Facebook is one of the most efficient profit-making machines ever. It simply collects information about its users and monetizes it in a highly sophisticated way. Those users hand over all of that information without any real awareness of what's happening.
Sure, people have a vague awareness that Facebook makes money by selling ads. Usually, however, the only time they think about it is when it seems creepy that the ad you just saw on Facebook is for the pair of shoes you were looking at earlier on a different site.
Beyond "creepy," however, most people don't really stop and consider that almost everything they do online is being tracked by the social media giant in the service of what it calls "personalized ads." The thing is, if your users have no idea what you're doing, you can probably get away with a lot. That doesn't mean it's the right thing to do.
At the same time, if you obscure the way you track their information, and object to someone else telling them about it, I think it's fair to say you're more concerned with what you can get away with than you are with doing the right thing.
A good rule is that if you'd never get away with something if people knew what you were really doing, it's just a bad idea. You shouldn't do it. Your goal should never be to try to get away with as much as you can.

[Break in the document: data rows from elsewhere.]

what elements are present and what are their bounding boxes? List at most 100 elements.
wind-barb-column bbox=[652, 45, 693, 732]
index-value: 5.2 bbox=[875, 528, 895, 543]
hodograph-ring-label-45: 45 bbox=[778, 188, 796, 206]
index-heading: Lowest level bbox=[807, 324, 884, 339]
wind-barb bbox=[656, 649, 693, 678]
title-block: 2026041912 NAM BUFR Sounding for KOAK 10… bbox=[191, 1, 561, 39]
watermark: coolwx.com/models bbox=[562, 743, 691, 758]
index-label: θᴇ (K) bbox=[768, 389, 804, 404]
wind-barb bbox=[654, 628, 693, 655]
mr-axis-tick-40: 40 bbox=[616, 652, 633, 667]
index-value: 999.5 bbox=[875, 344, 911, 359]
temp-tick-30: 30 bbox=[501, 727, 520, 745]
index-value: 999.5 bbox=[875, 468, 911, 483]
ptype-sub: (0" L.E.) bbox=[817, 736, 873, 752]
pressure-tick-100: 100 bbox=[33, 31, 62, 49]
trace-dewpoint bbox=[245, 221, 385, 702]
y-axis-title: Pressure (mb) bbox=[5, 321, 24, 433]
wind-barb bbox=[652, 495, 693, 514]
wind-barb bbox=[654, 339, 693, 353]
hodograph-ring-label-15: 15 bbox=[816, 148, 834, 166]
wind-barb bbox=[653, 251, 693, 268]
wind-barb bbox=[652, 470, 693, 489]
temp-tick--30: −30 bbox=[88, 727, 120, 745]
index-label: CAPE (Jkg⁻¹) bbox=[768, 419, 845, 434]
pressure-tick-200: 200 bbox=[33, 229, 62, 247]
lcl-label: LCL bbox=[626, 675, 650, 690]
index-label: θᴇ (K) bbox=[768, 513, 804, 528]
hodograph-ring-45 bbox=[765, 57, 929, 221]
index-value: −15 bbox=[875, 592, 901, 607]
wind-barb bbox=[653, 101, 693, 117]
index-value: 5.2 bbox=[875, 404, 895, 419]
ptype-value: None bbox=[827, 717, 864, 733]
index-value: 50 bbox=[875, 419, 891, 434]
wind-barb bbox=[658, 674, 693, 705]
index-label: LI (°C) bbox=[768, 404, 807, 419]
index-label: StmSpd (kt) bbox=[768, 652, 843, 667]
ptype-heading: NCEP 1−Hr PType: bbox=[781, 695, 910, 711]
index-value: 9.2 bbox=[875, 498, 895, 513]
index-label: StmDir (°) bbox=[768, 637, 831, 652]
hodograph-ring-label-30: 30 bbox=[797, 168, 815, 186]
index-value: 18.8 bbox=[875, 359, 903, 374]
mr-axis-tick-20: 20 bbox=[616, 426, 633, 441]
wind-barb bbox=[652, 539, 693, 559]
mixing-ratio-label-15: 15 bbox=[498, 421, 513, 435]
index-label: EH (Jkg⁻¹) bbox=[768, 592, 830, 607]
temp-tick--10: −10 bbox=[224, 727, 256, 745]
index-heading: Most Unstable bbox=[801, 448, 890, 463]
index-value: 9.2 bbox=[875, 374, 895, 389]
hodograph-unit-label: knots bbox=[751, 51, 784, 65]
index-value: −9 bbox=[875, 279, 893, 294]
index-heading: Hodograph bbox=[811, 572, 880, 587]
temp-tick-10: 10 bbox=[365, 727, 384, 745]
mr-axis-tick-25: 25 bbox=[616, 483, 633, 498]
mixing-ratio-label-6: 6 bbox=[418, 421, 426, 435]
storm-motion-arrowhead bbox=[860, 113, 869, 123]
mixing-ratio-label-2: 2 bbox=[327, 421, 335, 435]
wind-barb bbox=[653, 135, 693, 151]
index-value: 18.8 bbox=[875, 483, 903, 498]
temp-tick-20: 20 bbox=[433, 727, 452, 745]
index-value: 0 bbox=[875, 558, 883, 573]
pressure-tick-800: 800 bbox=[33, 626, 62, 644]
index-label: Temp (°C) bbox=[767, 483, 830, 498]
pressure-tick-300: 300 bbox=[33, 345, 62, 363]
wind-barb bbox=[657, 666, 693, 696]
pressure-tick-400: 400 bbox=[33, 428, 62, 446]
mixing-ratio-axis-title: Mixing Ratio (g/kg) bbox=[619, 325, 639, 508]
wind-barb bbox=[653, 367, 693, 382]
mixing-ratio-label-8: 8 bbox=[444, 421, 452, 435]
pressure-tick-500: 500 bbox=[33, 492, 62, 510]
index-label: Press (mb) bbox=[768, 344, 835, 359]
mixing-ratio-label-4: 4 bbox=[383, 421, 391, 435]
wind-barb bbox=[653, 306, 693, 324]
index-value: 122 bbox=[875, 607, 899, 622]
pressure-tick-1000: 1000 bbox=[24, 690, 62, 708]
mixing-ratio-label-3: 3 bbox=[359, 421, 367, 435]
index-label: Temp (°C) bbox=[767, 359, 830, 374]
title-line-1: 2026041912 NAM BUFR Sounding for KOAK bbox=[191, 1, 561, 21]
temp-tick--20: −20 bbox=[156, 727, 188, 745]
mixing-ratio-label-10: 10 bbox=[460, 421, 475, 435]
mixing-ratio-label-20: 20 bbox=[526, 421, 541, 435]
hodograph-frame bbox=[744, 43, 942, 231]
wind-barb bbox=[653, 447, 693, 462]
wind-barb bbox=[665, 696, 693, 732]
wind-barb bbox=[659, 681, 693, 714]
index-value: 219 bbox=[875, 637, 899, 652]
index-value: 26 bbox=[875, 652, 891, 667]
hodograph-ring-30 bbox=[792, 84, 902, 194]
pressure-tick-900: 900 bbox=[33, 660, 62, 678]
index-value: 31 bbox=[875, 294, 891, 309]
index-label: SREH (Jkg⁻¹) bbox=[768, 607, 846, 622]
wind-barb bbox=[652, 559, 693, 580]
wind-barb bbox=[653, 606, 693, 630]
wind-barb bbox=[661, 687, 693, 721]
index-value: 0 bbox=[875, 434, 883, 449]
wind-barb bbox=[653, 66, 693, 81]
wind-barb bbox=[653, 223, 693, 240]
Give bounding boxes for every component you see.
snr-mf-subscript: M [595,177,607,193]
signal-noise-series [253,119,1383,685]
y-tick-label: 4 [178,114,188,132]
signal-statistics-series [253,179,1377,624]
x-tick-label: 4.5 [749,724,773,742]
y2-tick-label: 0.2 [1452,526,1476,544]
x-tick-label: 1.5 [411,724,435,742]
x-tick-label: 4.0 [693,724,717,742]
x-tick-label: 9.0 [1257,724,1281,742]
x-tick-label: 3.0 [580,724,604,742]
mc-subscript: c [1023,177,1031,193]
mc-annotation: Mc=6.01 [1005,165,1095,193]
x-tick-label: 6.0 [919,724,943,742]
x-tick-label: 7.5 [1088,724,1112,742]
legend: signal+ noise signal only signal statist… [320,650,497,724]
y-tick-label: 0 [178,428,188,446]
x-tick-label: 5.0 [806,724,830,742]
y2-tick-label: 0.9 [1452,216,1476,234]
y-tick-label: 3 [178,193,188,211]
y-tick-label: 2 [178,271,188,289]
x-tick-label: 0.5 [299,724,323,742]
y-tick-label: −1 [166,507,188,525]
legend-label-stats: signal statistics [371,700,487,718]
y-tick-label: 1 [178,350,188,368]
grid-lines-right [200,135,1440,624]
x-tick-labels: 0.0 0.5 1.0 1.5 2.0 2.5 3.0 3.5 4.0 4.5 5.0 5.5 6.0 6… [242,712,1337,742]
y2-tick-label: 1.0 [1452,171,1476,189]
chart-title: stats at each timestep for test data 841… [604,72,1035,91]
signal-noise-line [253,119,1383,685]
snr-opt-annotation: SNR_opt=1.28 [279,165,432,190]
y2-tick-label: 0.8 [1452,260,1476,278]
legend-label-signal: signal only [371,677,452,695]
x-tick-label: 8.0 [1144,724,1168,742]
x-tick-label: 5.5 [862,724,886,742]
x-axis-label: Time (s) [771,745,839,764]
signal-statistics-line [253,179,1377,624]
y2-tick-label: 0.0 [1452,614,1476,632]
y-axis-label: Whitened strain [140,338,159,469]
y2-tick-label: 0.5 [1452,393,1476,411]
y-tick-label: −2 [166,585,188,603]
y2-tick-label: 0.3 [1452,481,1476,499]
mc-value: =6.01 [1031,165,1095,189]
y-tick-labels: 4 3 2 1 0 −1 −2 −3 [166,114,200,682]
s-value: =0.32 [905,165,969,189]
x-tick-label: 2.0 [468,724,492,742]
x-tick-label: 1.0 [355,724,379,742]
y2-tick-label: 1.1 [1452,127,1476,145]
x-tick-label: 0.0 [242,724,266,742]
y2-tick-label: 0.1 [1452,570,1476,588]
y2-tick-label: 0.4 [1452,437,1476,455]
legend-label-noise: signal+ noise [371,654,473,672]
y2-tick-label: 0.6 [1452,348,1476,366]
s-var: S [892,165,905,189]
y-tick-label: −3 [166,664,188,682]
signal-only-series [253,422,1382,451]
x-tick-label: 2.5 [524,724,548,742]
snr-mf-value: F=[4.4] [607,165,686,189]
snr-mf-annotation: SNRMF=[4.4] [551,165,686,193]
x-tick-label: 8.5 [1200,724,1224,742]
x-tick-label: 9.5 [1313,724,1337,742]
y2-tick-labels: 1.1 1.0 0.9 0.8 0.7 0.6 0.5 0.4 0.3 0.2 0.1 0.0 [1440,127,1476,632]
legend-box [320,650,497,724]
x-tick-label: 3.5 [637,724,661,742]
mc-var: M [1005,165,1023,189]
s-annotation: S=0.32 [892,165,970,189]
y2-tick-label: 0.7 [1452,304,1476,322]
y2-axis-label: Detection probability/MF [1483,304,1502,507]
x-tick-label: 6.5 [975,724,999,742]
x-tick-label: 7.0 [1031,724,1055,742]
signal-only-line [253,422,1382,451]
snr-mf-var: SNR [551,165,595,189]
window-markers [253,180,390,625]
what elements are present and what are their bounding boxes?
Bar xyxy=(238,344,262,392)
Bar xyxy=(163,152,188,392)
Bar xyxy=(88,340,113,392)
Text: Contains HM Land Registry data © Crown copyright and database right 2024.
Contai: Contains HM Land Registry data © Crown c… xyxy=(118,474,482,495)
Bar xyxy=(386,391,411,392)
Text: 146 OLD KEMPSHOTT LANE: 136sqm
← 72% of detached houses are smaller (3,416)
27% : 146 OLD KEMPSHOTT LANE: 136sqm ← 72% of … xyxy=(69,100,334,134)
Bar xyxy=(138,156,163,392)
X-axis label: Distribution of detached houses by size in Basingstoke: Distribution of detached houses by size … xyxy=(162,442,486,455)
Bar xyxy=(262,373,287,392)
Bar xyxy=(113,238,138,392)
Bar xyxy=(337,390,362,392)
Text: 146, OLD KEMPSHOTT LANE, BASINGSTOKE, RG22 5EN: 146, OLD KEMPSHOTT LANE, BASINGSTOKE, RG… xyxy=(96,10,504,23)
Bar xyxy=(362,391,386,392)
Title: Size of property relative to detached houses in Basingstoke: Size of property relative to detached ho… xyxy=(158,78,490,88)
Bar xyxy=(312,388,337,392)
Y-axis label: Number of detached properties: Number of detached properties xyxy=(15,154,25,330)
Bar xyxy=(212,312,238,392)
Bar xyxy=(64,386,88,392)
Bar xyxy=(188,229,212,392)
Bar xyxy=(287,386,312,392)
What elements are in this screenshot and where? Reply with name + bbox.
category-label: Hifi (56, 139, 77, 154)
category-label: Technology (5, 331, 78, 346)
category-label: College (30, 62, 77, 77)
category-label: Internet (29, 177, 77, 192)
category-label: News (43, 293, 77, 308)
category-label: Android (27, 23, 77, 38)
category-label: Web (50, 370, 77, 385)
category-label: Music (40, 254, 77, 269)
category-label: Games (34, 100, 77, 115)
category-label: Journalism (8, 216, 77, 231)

Instead, your job is to recognize that every decision you make as a business owner has consequences. Just because no one fully understands the consequences of having their personal information collected, tracked, analyzed, and profiled, it doesn't mean those consequences don't exist.
And, just because users aren't objecting, it doesn't make it right.
Far too often, too many leaders look for the boundary of what they know is right and try to figure out how they can stretch that line just a little further without getting called out for it. Instead, Cook says every leader should be asking about the consequences.
Essentially, he's suggesting that your first question should be "What's the effect of this thing I'm about to do? Will it be positive or negative?"
That means recognizing that the decisions you make have consequences, even if they aren't always easy to see. As a leader, that's your most important job.